Description
Currently the compiler makes basically no attempt to correctly use dllimport
. As a bit of a refresher, the Windows linker requires that if you're importing symbols from a DLL that they're tagged with dllimport
. This helps wire things up correctly at runtime and link-time. To help us out, though, the linker will patch up a few cases where dllimport
is missing where it would otherwise be required. If a function in another DLL is linked to without dllimport
then the linker will inject a local shim which adds a bit of indirection and runtime overhead but allows the crate to link correctly. For importing constants from other DLLs, however, MSVC linker requires that dllimport is annotated correctly. MinGW linkers can sometimes workaround it (see this commit description.

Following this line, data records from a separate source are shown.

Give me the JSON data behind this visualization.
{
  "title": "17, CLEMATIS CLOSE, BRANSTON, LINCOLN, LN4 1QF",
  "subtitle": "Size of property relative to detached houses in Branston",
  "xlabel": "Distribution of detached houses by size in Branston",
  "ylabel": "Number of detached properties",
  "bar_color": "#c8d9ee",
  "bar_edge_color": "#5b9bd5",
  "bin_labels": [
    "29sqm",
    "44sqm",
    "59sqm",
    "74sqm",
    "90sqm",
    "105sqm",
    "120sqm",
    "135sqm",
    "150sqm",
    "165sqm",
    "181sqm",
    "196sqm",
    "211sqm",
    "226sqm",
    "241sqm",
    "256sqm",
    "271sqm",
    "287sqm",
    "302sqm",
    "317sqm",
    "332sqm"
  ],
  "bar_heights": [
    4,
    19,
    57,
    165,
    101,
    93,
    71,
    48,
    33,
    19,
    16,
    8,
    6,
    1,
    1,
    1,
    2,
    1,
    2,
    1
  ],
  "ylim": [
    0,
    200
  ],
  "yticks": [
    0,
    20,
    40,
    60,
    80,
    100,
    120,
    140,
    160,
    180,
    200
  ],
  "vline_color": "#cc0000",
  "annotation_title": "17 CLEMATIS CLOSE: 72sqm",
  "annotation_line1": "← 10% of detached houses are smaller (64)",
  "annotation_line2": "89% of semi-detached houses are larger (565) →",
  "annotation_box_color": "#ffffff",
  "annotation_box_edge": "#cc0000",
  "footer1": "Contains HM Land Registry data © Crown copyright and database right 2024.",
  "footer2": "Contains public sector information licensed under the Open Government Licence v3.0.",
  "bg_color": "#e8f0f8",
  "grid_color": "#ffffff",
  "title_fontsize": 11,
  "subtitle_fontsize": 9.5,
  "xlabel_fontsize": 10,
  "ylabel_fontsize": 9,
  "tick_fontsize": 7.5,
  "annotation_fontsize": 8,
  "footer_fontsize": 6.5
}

If we're targeting windows, then the compiler currently puts dllimport
on all imported constants from external crates, regardless of whether it's actually being imported from another crate. We rely on the linker fixing up all imports of functions. This ends up meaning that some crates don't link correctly, however (see this comment: #26591 (comment)).
We should fix the compiler's handling of dllimport in a few ways:
- Functions should be tagged with
dllimport
where appropriate - FFI functions should also be tagged with
dllimport
where appropriate - Constants should not always be tagged with
dllimport
if they're not actually being imported from a DLL.
I currently have a few thoughts running around in my head for fixing this, but nothing seems plausible enough to push on.